Companies with company stores can reduce marketing fulfillment costs while cutting order-to-delivery time significantly. Plus, you eliminate off-brand materials created by impatient local teams.
How It Works
Types of Company Stores
1. Employee Swag Stores: Internal stores where employees order branded apparel, office supplies, company swag
2. Partner/Dealer Marketing Stores: B2B stores where channel partners order marketing materials for local use
3. Client Gift Stores: Curated stores for employees to send branded gifts to clients or prospects
4. Event/Trade Show Stores: Specialized stores for ordering materials for specific events, conferences, trade shows
5. Public Retail Stores: Customer-facing stores where fans purchase branded merchandise (sports teams, entertainment brands)
What's Typically in a Store
Company Store vs.
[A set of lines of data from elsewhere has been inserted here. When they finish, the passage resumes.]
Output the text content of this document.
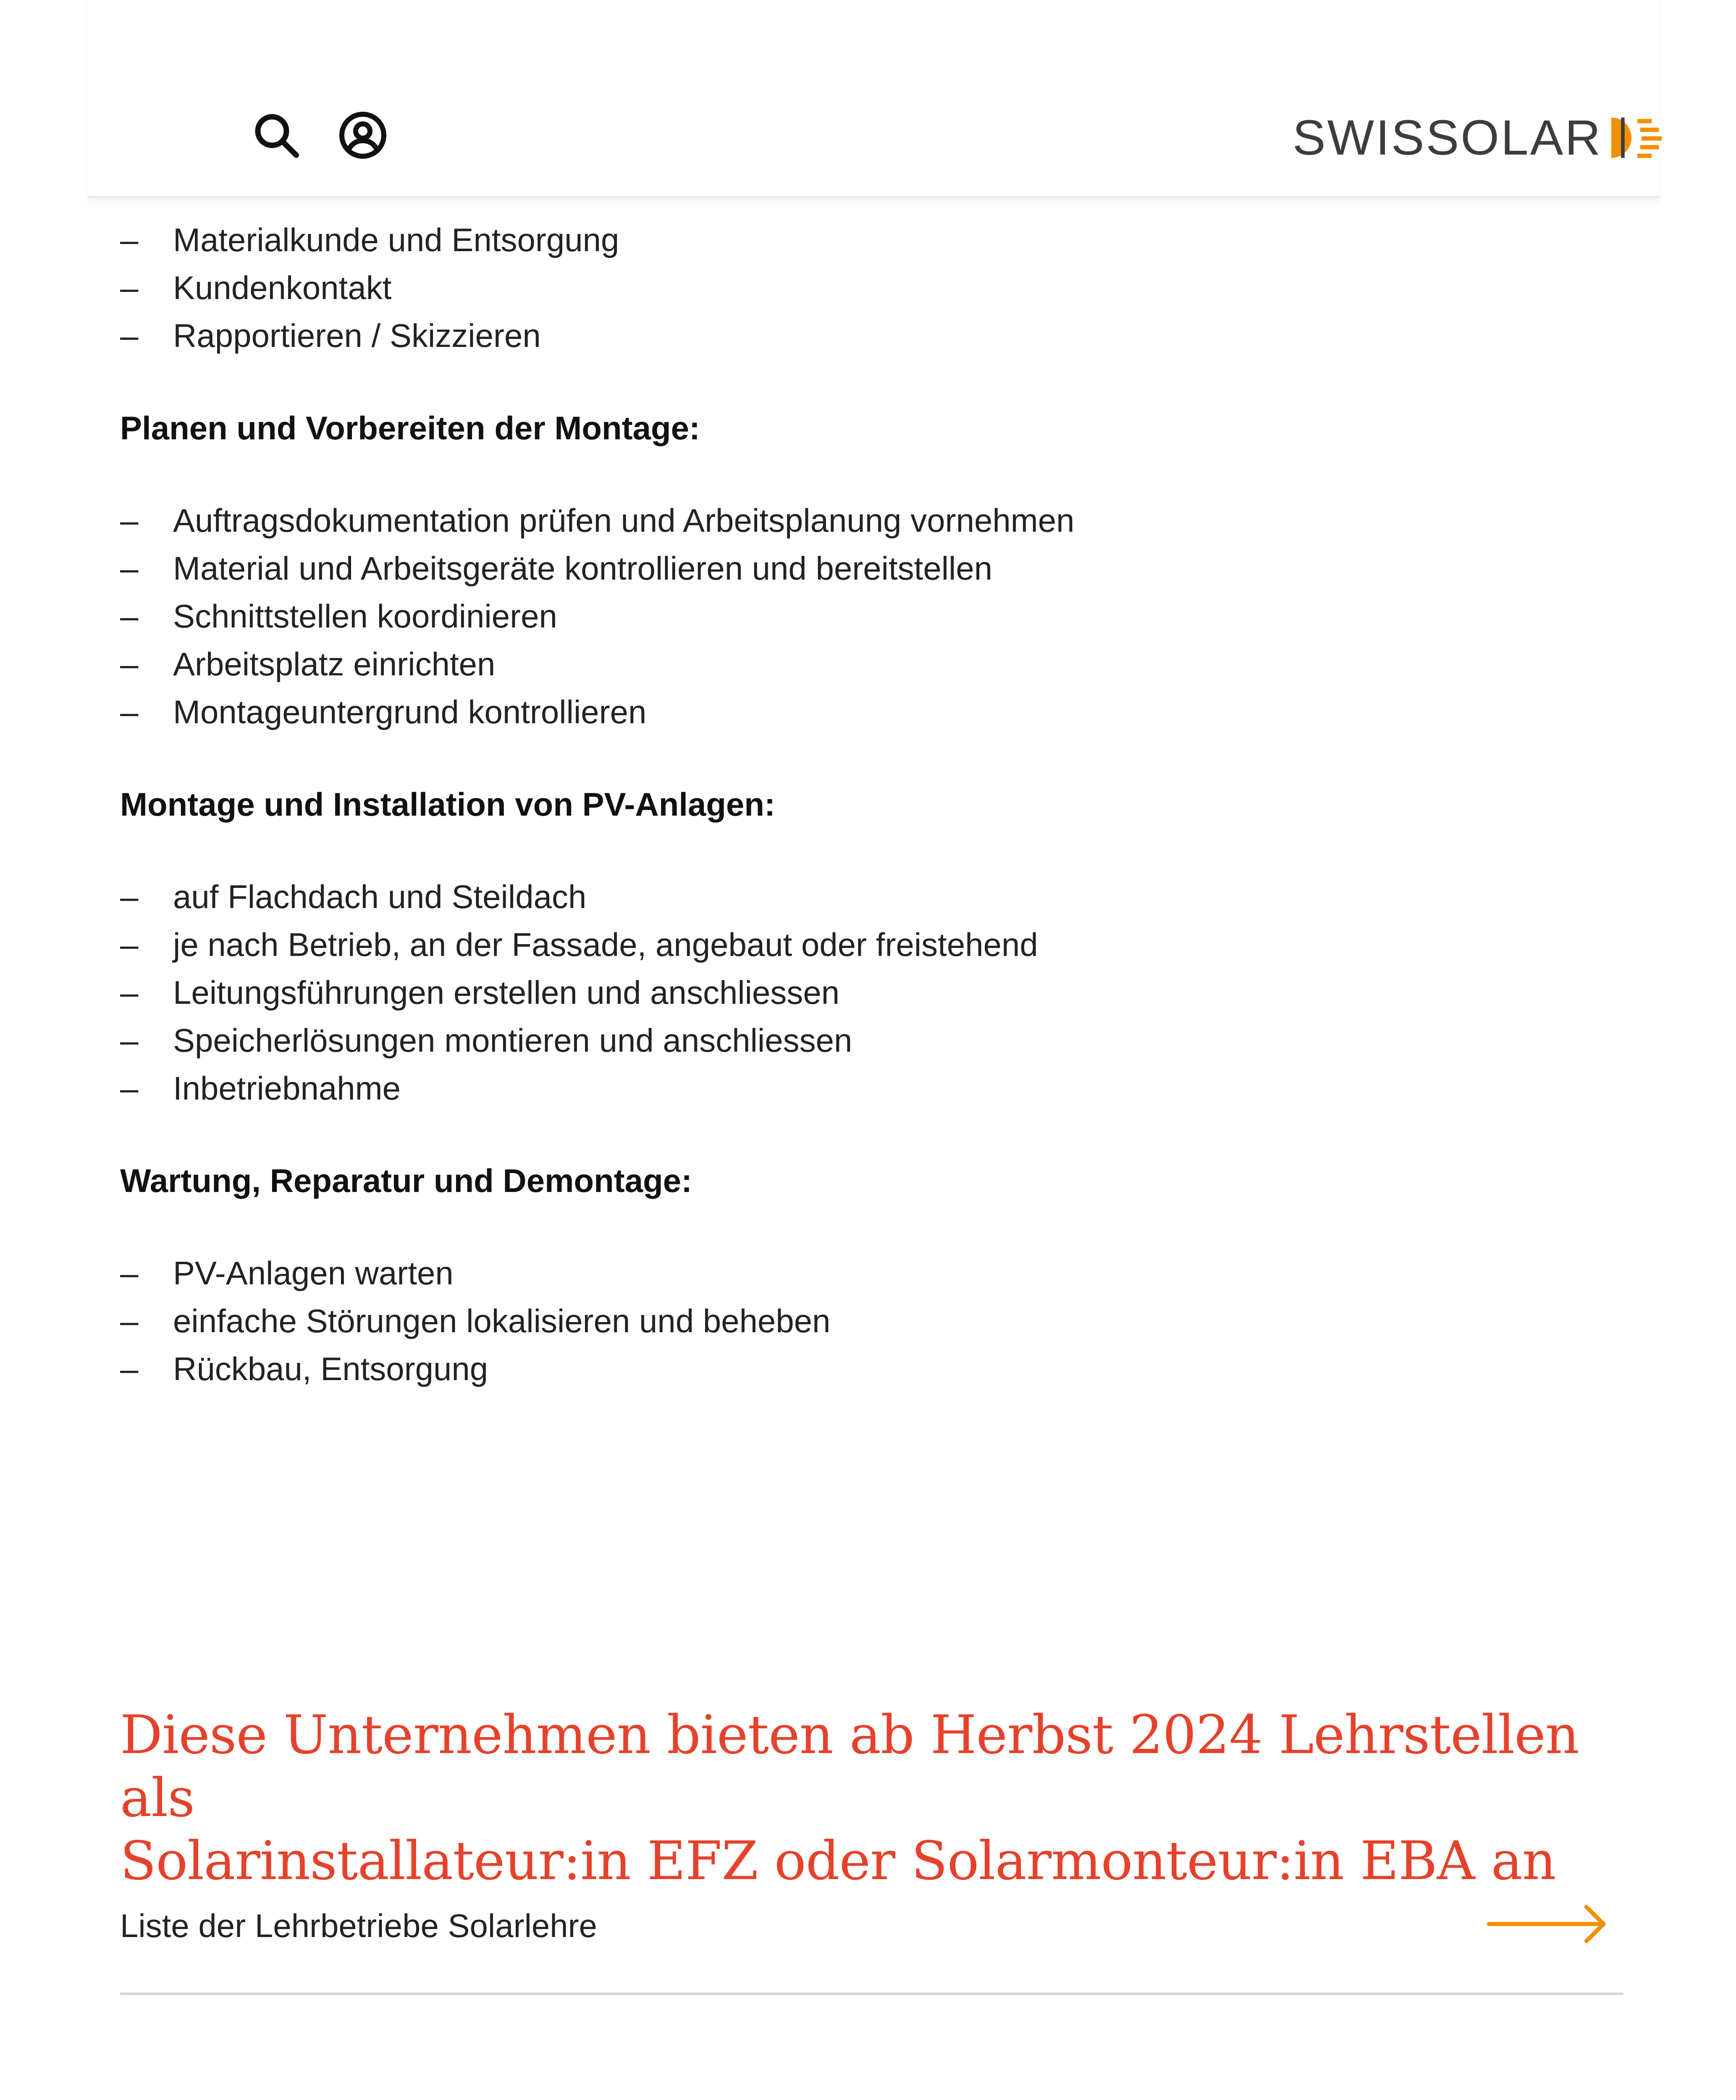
SWISSOLAR
– Materialkunde und Entsorgung
– Kundenkontakt
– Rapportieren / Skizzieren
Planen und Vorbereiten der Montage:
– Auftragsdokumentation prüfen und Arbeitsplanung vornehmen
– Material und Arbeitsgeräte kontrollieren und bereitstellen
– Schnittstellen koordinieren
– Arbeitsplatz einrichten
– Montageuntergrund kontrollieren
Montage und Installation von PV-Anlagen:
– auf Flachdach und Steildach
– je nach Betrieb, an der Fassade, angebaut oder freistehend
– Leitungsführungen erstellen und anschliessen
– Speicherlösungen montieren und anschliessen
– Inbetriebnahme
Wartung, Reparatur und Demontage:
– PV-Anlagen warten
– einfache Störungen lokalisieren und beheben
– Rückbau, Entsorgung
Diese Unternehmen bieten ab Herbst 2024 Lehrstellen als
Solarinstallateur:in EFZ oder Solarmonteur:in EBA an
Liste der Lehrbetriebe Solarlehre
Traditional Fulfillment
Implementation Steps
1. Define goals and audience: Who will use it? What problems are we solving? Annual volume?
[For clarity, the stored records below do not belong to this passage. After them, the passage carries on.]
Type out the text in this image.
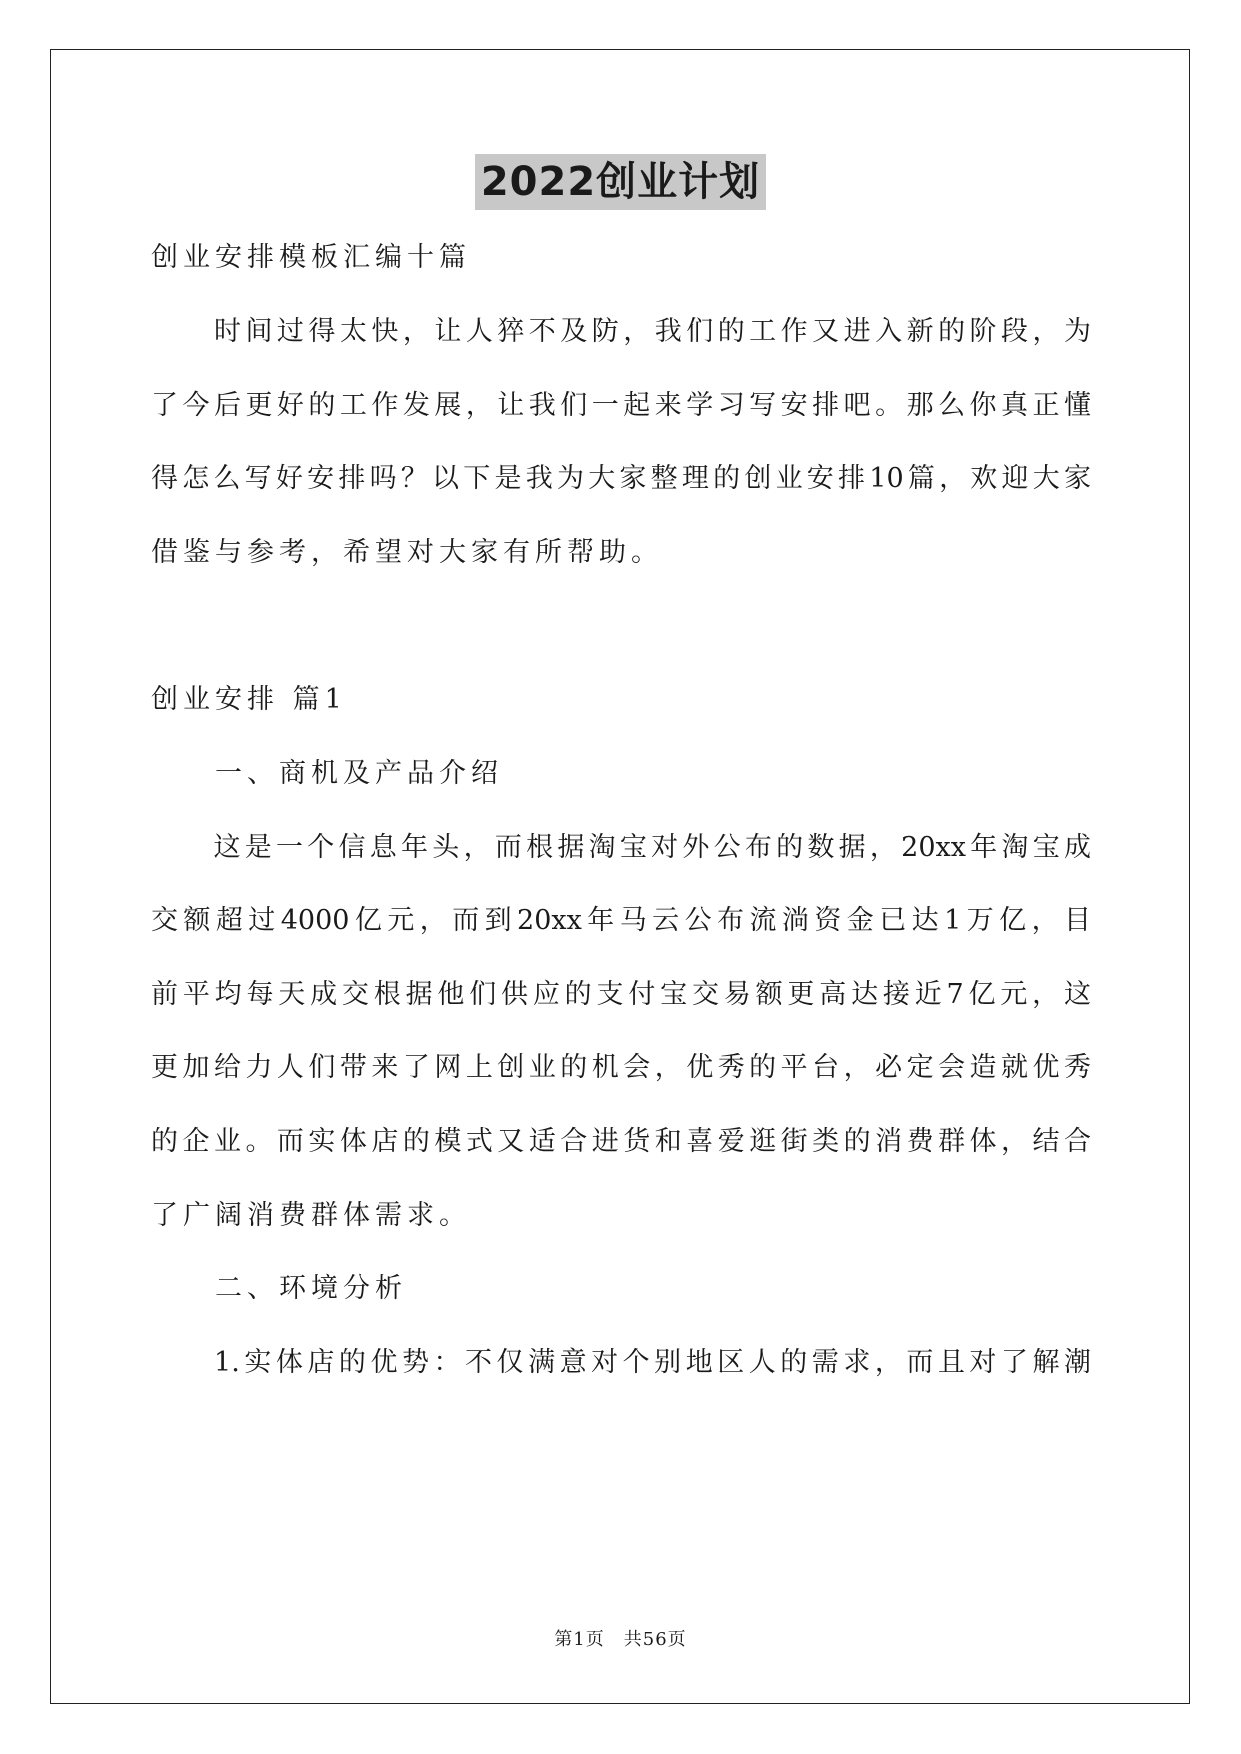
2022创业计划
创业安排模板汇编十篇
　　时间过得太快，让人猝不及防，我们的工作又进入新的阶段，为
了今后更好的工作发展，让我们一起来学习写安排吧。那么你真正懂
得怎么写好安排吗？以下是我为大家整理的创业安排10篇，欢迎大家
借鉴与参考，希望对大家有所帮助。
创业安排 篇1
　　一、商机及产品介绍
　　这是一个信息年头，而根据淘宝对外公布的数据，20xx年淘宝成
交额超过4000亿元，而到20xx年马云公布流淌资金已达1万亿，目
前平均每天成交根据他们供应的支付宝交易额更高达接近7亿元，这
更加给力人们带来了网上创业的机会，优秀的平台，必定会造就优秀
的企业。而实体店的模式又适合进货和喜爱逛街类的消费群体，结合
了广阔消费群体需求。
　　二、环境分析
　　1.实体店的优势：不仅满意对个别地区人的需求，而且对了解潮
第1页　共56页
2. Choose store type: Fully managed (vendor handles everything), self-managed (you run platform), or hybrid
3. Select products: Start by focusing on the most requested items first:
- Business cards (customizable template)
- 3-5 core apparel items
- 2-3 key marketing pieces
- 5-10 promotional items
4. Set permissions and budgets: Who accesses what? Department/individual budgets? Approval requirements?
5. Create customization templates: Lock brand elements, allow variable fields (address, phone, name), set character limits
6. Build approval workflows: Auto-approve low-risk, manager approval medium-risk, brand team approval high-risk
7. Launch and train: Announcement email, quick-start guide, live training, support channel
Best Practices
✅ Start small: 10-20 items, not 100. Add more based on demand.
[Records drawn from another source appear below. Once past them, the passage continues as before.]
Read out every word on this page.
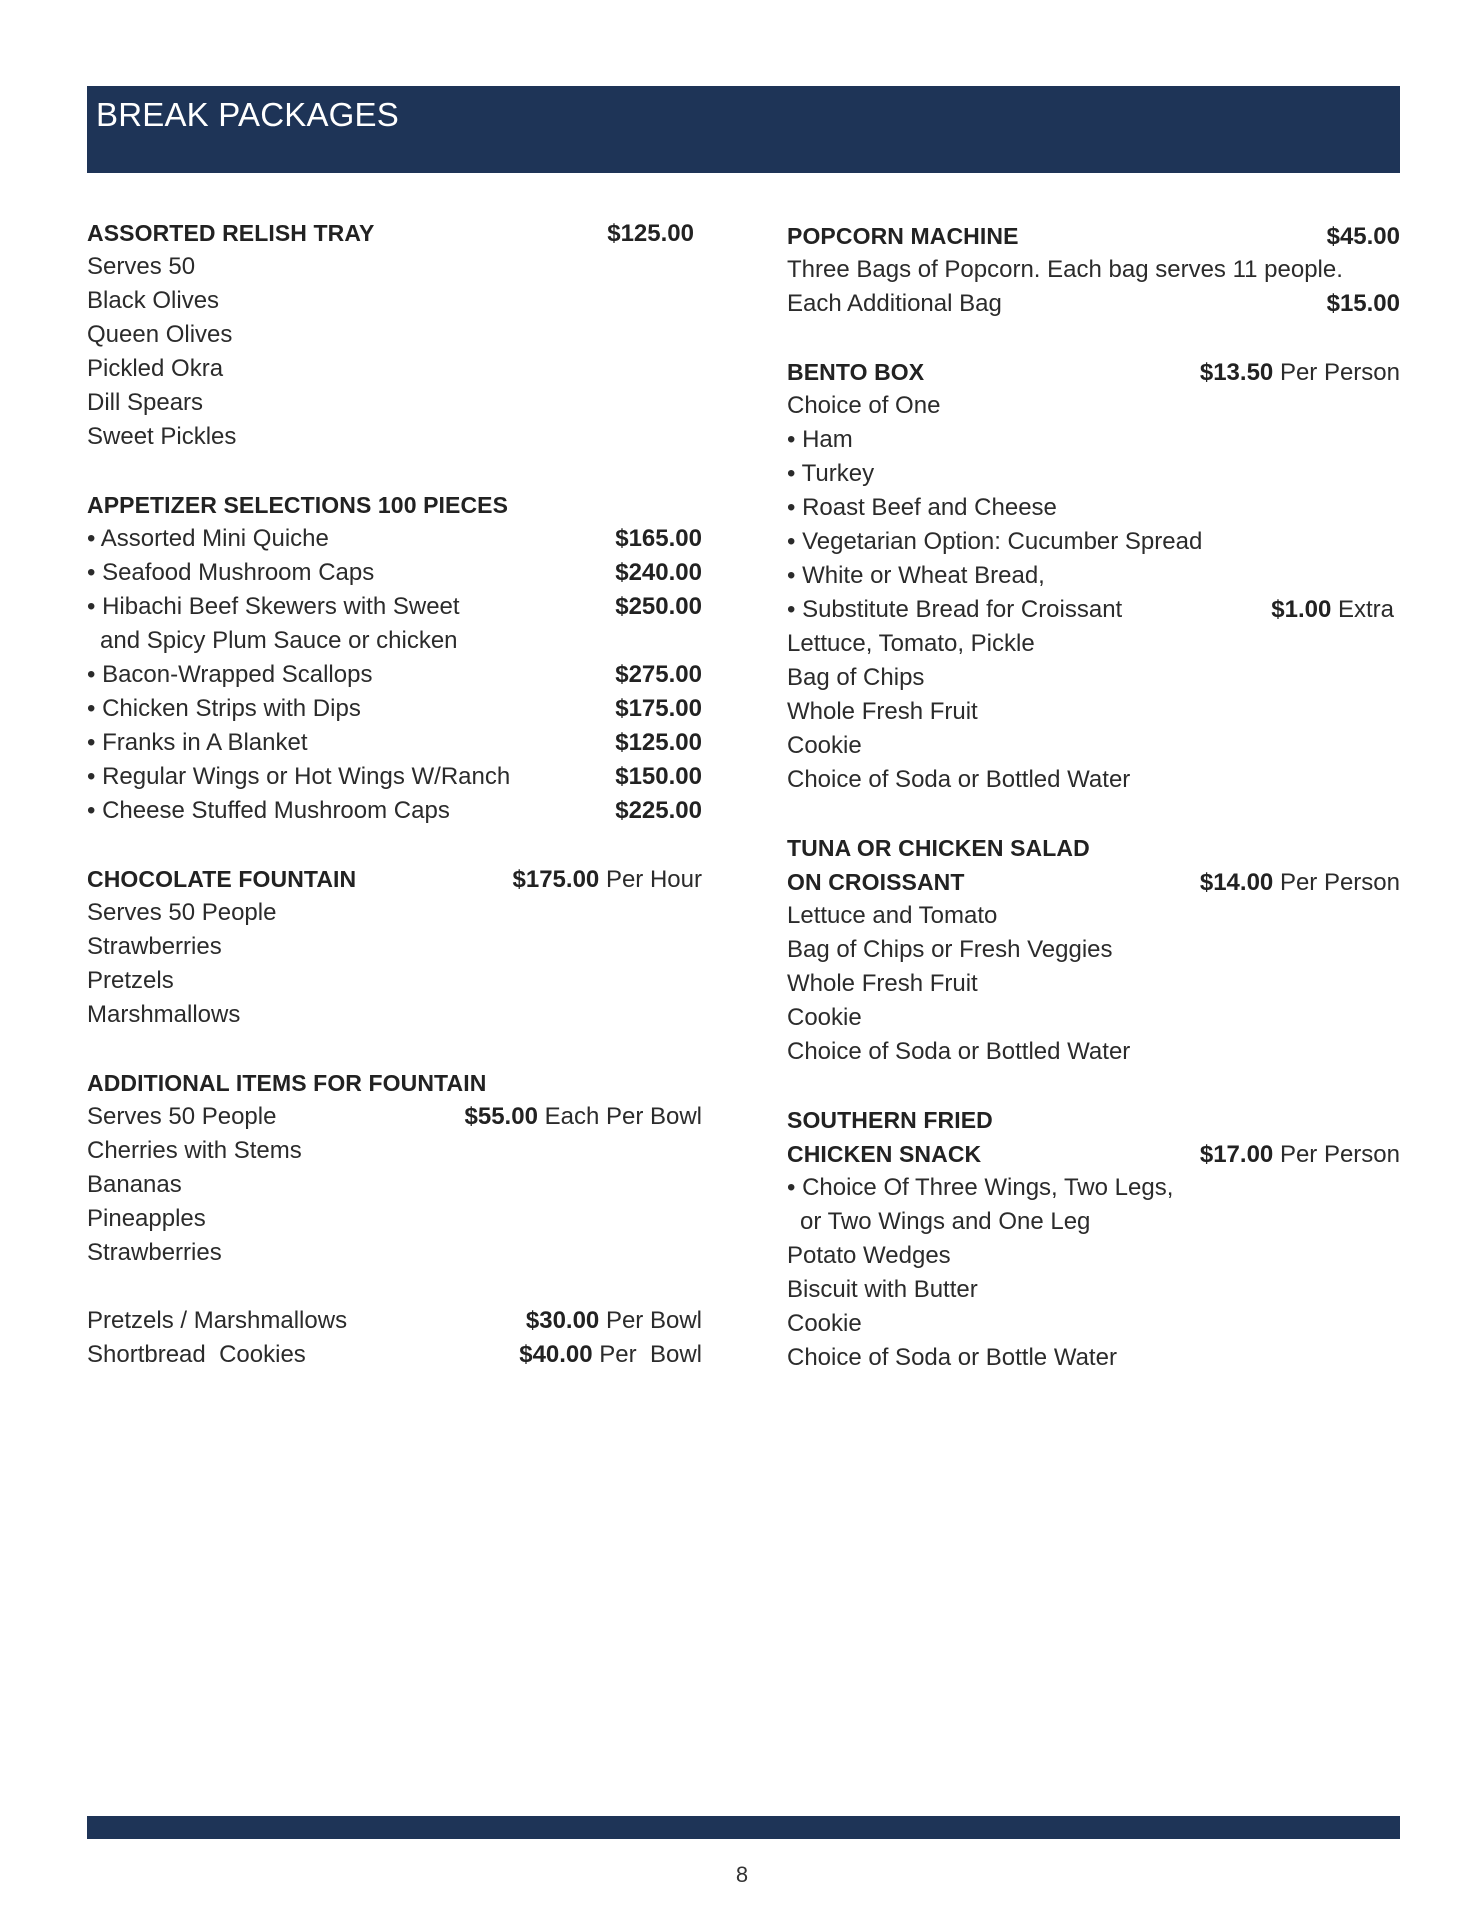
BREAK PACKAGES
ASSORTED RELISH TRAY	$125.00
Serves 50
Black Olives
Queen Olives
Pickled Okra
Dill Spears
Sweet Pickles
APPETIZER SELECTIONS 100 PIECES
• Assorted Mini Quiche	$165.00
• Seafood Mushroom Caps	$240.00
• Hibachi Beef Skewers with Sweet	$250.00
and Spicy Plum Sauce or chicken
• Bacon-Wrapped Scallops	$275.00
• Chicken Strips with Dips	$175.00
• Franks in A Blanket	$125.00
• Regular Wings or Hot Wings W/Ranch	$150.00
• Cheese Stuffed Mushroom Caps	$225.00
CHOCOLATE FOUNTAIN	$175.00 Per Hour
Serves 50 People
Strawberries
Pretzels
Marshmallows
ADDITIONAL ITEMS FOR FOUNTAIN
Serves 50 People	$55.00 Each Per Bowl
Cherries with Stems
Bananas
Pineapples
Strawberries
Pretzels / Marshmallows	$30.00 Per Bowl
Shortbread  Cookies	$40.00 Per  Bowl
POPCORN MACHINE	$45.00
Three Bags of Popcorn. Each bag serves 11 people.
Each Additional Bag	$15.00
BENTO BOX	$13.50 Per Person
Choice of One
• Ham
• Turkey
• Roast Beef and Cheese
• Vegetarian Option: Cucumber Spread
• White or Wheat Bread,
• Substitute Bread for Croissant	$1.00 Extra
Lettuce, Tomato, Pickle
Bag of Chips
Whole Fresh Fruit
Cookie
Choice of Soda or Bottled Water
TUNA OR CHICKEN SALAD
ON CROISSANT	$14.00 Per Person
Lettuce and Tomato
Bag of Chips or Fresh Veggies
Whole Fresh Fruit
Cookie
Choice of Soda or Bottled Water
SOUTHERN FRIED
CHICKEN SNACK	$17.00 Per Person
• Choice Of Three Wings, Two Legs,
or Two Wings and One Leg
Potato Wedges
Biscuit with Butter
Cookie
Choice of Soda or Bottle Water
8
✅ Use real photography: Show actual products in use, not catalog mockups.
✅ Limit choices: 3 t-shirt colors, not 12. Too many options slow decisions.
✅ Make search work: Users find items in 2 clicks maximum.
✅ Show budget status: Display remaining budget before checkout.
Common Mistakes
Too many choices - Stores with 200+ items overwhelm users. Curate ruthlessly.
No budget controls - Without spending limits, costs explode.
Manual approvals for everything - Auto-approve low-risk items to avoid bottlenecks.
Poor quality control - One bad order destroys trust. Sample everything first.
Ignoring analytics - Review quarterly and optimize based on what's actually ordered.
Measuring Success
📊 Order volume per month
📊 Average order value
📊 Time to fulfillment
📊 Budget utilization
📊 User adoption rate
📊 Repeat usage
📊 Top 10 items by volume
📊 Cost per order
Company Store Platforms
- Printfection - Great for branded merchandise and swag
- SwagUp - Modern interface, good for startups/tech
- Kotis Design - High-touch for complex multi-location businesses
- BDA - Enterprise for large franchise/dealer networks
- Mimeo - Strong for marketing collateral and print
- Shopify + Print-on-Demand - DIY for e-commerce expertise
Choosing factors: Order volume, customization complexity, integration needs, support level
For Multi-Location Businesses
Company stores solve a critical problem: How do you let local teams market themselves without destroying brand consistency?
Solution: Customizable templates with locked brand elements.
Example: Restaurant franchise store includes:
- Local marketing materials (flyers, coupons) with fields for address, phone, hours
- Social media graphics with locked brand elements, customizable for local promotions
- Employee uniforms with location-specific name tags
- Grand opening kits
For more, see multi-location marketing guide and local business promotion.
Related Terms
- Co-op Advertising - Manufacturers fund local marketing, complementing company store materials
- Distributed Marketing - Strategy of empowering local teams with brand control
- Market Development Funds - Budget programs often including store spending
- Through-Channel Marketing - Automation that can integrate with company stores
Bottom line: A well-run company store transforms marketing fulfillment from bottleneck into self-service engine. Teams get what they need instantly, brand stays consistent, marketing focuses on strategy instead of shipping.